Whatever the origin of the concept and the validity of the method by which it was brought to life, there can be no cavilling with the overall message: it is increasingly difficult to manage a modern sports club and some of the barriers and burdens could be diminished. For the record, the report’s recommendation on Clubmark is that: “It should be strictly focused on clubs rather than NGB measurables, with clear and tangible benefits relating directly to club development.” On coaching it says that governing bodies should share good practice, that Sportscoach UK should clarify the role of the UKCC Level 1 award and that both of them should make routes into coaching easier for the volunteer. On the last of the three tabloid subjects the report actually makes very positive noises about CRB checks, saying they “are welcomed by sport and recognised as essential tools for safe recruitment practices”, although it does call for some streamlining of the actual system and implies that cost is always an issue.

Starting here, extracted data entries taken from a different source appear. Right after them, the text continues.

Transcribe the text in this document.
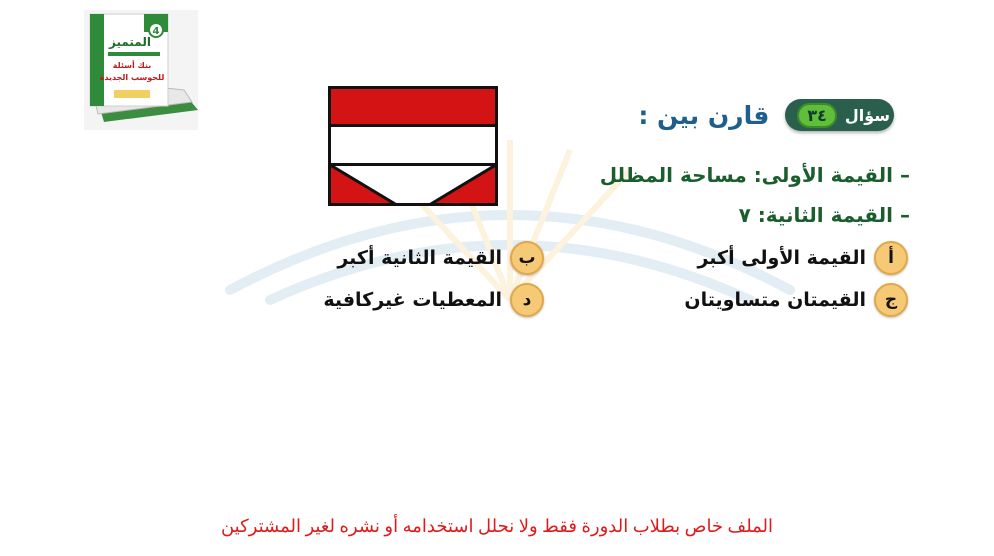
4
المتميز
بنك أسئلة
للحوسب الجديدة
سؤال
٣٤
قارن بين :
– القيمة الأولى: مساحة المظلل
– القيمة الثانية: ٧
أ
القيمة الأولى أكبر
ب
القيمة الثانية أكبر
ج
القيمتان متساويتان
د
المعطيات غيركافية
الملف خاص بطلاب الدورة فقط ولا نحلل استخدامه أو نشره لغير المشتركين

Whether the man on the Javelin train to the Olympics should be thinking of reading Red Card to Red Tape is doubtful as, apart form anything else, there are parts of it which deal with quite dull subjects but the design is accessible, the images diverting and the odd quote a joy. Did you know for example that “4% of English inland waterways are accessible compared to 100% of Swedish rivers yet in England over 90% of the population live within 2 miles of a waterway”? You can bet your bottom dollar that the people at Canoe Wales and Canoe England do and that it was them who told the Sport and Recreation Alliance but shooting the messenger because you do not like the message is a bad strategy. Anybody who works for a governing body or a government agency would be advised to spend a train journey with this report and decide for themselves whether to give it credence. If nothing else it will give them an insight into the mindset of the golf playing fraternity in the home counties.
Mick Owen is the managing editor of The Leisure Review.